I strongly support this much-needed Bill. Over recent years, I have been very concerned to hear of numerous restrictions on freedom of speech in academic settings. A doctorate student told me:
“There really is no point me trying for an academic career with my political and religious views.”
A career councillor gives the advice to Christian students—students holding what many in this country would consider to be traditional faith-based views held over hundreds of years—that
“If you’re seeking a career in academia, expunge all mention of your faith or Church membership from your CV or social media to avoid difficulties which these could cause in your job chances.”
A student told me that he was stressed and worried for a long period about whether he would be disciplined in some way and that it might affect his degree, because his university authorities were investigating a private conversation that he had had with friends in a university bar or common room, which had simply been overheard by someone else and reported. The conversation was not in breach of any regulation, and there was clearly no harassment, no abuse and no threat of violence.
Universities, of all places, should be environments of genuine diversity and of open debate, free exchange and the exploration of ideas—however unpopular or unfashionable—without fear, yet there clearly is real fear today among certain academics about expressing certain views, often deeply held ones.
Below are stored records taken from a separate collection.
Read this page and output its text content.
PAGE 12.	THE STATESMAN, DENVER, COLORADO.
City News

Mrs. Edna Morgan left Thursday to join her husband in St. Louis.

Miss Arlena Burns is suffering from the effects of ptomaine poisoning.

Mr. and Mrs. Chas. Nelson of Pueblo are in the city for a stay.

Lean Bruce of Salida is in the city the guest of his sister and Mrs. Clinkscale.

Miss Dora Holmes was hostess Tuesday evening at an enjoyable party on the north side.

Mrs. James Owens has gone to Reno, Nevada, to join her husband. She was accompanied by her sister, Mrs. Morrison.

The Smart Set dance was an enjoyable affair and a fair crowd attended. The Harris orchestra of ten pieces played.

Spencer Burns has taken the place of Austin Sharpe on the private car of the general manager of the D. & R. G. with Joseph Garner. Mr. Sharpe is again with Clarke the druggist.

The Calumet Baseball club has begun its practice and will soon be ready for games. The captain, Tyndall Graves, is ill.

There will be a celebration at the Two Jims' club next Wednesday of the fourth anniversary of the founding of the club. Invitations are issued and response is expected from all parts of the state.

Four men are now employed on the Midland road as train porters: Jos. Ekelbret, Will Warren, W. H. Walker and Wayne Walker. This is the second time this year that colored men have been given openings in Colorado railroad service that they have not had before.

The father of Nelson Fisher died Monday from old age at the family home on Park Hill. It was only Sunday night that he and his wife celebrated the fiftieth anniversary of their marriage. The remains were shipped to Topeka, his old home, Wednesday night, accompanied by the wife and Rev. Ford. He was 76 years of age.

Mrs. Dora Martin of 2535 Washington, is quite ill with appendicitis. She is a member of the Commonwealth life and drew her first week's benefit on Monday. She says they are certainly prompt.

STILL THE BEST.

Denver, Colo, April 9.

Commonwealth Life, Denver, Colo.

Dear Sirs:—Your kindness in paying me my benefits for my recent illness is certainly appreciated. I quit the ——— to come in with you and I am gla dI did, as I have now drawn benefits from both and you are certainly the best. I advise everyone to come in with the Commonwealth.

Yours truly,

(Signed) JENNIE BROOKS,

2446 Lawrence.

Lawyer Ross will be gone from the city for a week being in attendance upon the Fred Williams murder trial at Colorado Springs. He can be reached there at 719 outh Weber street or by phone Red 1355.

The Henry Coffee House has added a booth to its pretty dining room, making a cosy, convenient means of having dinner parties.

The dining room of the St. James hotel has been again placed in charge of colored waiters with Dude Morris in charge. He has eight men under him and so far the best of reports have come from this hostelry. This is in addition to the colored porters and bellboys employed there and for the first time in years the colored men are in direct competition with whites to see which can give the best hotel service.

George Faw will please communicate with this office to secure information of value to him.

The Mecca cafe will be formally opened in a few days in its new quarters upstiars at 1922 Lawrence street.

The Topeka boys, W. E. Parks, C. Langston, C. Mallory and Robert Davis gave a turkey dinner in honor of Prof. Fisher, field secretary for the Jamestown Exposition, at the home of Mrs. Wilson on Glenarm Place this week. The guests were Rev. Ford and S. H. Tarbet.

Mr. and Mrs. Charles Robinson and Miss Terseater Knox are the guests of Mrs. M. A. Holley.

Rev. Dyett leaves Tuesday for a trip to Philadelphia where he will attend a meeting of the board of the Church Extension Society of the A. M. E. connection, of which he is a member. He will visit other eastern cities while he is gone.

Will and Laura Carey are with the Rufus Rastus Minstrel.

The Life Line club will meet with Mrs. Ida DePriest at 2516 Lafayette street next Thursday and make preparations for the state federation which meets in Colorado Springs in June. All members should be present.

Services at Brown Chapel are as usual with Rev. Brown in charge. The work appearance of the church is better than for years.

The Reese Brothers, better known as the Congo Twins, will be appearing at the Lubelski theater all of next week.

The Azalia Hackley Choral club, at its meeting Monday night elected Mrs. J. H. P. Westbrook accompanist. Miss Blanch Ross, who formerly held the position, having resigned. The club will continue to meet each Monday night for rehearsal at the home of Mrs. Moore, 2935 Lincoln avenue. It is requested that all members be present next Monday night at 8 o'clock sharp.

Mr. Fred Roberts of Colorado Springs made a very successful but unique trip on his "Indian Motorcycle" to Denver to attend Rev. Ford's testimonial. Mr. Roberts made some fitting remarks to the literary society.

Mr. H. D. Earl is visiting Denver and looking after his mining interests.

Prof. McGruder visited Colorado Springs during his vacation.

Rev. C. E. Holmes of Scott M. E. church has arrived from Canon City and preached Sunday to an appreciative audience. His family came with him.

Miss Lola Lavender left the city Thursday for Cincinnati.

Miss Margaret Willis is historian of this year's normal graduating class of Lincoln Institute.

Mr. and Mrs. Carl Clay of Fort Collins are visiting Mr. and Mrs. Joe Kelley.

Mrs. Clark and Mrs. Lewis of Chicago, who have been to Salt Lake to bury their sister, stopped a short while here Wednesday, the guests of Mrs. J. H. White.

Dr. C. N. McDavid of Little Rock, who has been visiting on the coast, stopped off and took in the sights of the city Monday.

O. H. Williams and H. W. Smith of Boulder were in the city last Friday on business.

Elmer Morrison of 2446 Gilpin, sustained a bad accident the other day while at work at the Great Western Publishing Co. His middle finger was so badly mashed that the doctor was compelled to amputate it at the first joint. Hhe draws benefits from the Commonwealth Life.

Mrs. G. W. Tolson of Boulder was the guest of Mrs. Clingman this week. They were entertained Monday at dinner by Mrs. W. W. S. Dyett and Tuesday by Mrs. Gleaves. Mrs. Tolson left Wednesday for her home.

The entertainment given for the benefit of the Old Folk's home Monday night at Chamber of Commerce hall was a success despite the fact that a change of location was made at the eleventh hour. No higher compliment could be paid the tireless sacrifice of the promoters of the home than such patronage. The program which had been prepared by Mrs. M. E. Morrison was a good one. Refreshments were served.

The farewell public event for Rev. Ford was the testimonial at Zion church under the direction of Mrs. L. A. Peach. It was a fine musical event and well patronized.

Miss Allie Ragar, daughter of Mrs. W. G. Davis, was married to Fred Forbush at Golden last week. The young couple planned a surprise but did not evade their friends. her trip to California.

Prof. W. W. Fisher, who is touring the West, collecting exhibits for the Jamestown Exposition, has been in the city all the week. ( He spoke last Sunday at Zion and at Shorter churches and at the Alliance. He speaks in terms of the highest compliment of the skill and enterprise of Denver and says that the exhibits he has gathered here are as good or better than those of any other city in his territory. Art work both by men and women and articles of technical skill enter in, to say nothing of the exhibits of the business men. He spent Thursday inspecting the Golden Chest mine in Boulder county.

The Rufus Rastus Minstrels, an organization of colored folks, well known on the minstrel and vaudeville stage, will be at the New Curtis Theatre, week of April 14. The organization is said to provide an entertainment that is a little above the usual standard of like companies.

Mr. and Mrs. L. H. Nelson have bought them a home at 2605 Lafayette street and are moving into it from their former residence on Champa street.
Two years ago, a group of parliamentarians, including me, conducted a cross-party inquiry examining areas of life in the UK today that make it challenging for a Christian to live in accordance with their beliefs, and one such area we looked at was academia. One witness working in academia told us that, in preparation for giving evidence to us, he conducted a short survey. He contacted 69 Christian academics whom he knew in institutions across the country and asked them: “Do you feel your academic career would be adversely affected if you were to be public or more public about your faith?” Virtually half of those asked—34—replied yes, and not one of them on being asked was willing to be identified to our committee for fear of the potential negative impact on their career.
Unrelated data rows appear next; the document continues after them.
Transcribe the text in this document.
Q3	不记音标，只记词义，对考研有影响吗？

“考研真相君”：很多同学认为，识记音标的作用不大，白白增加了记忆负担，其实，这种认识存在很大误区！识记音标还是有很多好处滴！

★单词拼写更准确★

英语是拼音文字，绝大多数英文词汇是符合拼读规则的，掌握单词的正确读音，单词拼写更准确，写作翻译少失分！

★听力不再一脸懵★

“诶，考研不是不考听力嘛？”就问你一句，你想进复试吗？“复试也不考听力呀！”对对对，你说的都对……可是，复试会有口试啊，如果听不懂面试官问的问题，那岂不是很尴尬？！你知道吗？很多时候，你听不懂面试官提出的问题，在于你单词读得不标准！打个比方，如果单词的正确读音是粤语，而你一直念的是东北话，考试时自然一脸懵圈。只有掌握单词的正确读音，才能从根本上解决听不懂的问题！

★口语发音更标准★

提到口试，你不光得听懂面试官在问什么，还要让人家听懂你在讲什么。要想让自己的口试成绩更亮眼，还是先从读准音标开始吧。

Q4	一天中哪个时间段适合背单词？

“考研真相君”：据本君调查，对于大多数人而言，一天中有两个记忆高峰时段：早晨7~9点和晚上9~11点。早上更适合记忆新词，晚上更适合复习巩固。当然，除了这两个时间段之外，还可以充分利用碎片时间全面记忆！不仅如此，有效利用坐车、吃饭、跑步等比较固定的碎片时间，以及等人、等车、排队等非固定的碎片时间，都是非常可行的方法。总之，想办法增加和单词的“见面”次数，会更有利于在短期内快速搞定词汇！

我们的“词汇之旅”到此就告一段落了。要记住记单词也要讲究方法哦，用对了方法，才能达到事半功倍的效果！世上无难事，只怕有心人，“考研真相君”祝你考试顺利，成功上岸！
If I may, I will cite one more of the many concerning examples evidencing why this Bill is necessary, and it is one that involved me. I was invited by Oxford Students for Life to talk about my parliamentary campaign to outlaw sex-selective abortion. As I started to speak to a gathering of about 100 students, an attempt was made to no-platform me. A uniformed official arrived in the room and requested that the whole meeting be stopped, apparently as the event, including my views, would cause offence to students sitting in a common room on the far side of the quad opposite. They could see but could not hear me. There were many rich ironies to the situation. I was effectively being discriminated against for speaking against discrimination, for which across the world many more girls are aborted than boys, and I was being prevented from simply relating to my work that is already available in the public domain. Most of it is in Hansard. Eventually, the organisers of the meeting, the officials and the objectors reached a compromise: I could continue speaking if all the curtains in the room were closed.
That was a completely unacceptable incident. It subsequently resulted in an apology from the authorities, but it was one of the reasons why I was prompted to join fellow members of the Joint Committee on Human Rights in holding our 2018 inquiry on freedom of speech in universities. The inquiry concluded that, in universities:
“A number of factors are limiting free speech”
It revealed a plethora of such incidents—plenty of evidence that Opposition Members may like to look at—while many more are clearly never reported. One university tutor told us that he had had no idea of the extent of the issue until he started looking into it in response to our inquiry. We heard of challenges such as student groups finding difficulty in getting space at freshers’ fairs, in booking rooms for speakers, in getting approvals for speakers or simply in registering as a university society at all. I had hoped that adequate change would follow our report’s recommendations, perhaps through well enforced guidelines or codes of practice, but not so, hence the need for legislative change and this welcome Bill.
I have three final points. First, on subsections (6) and (9) of proposed new section A1 of the Higher Education and Research Act, I am concerned that the freedom for academic job applicants to express their views should not be limited to freedom in areas
“within their field of expertise.”
In many cases, academics’ expressed views may range more widely, but they should not be affected in their job applications just because of that. I ask the Minister to check with the draftsmen.
Secondly, my role as the Prime Minister’s special envoy for freedom of religion or belief is primarily international facing and, as I and colleagues in the Foreign, Commonwealth and Development Office constantly say, promoting freedom of religion or belief is a key human rights priority for the Government. We aspire to be a global leader in FORB, but I cannot speak credibly in the international community and arena about the discrimination faced by people in other countries on account of their beliefs—whether they cannot get a job, an education or otherwise; of course, much persecution is far worse—if we do not scrupulously apply the principles of article 18 of the universal declaration of human rights in this country. I hope that Hansard will put that here in full. That point is frequently made to me in connection with these issues.
Finally, let us be in no doubt that the challenges to freedom of speech and the very real chilling effect that accompanies them are not limited to university settings but extend far more widely. There is more to be done to protect freedom of speech in this country effectively, but the Bill is a good start.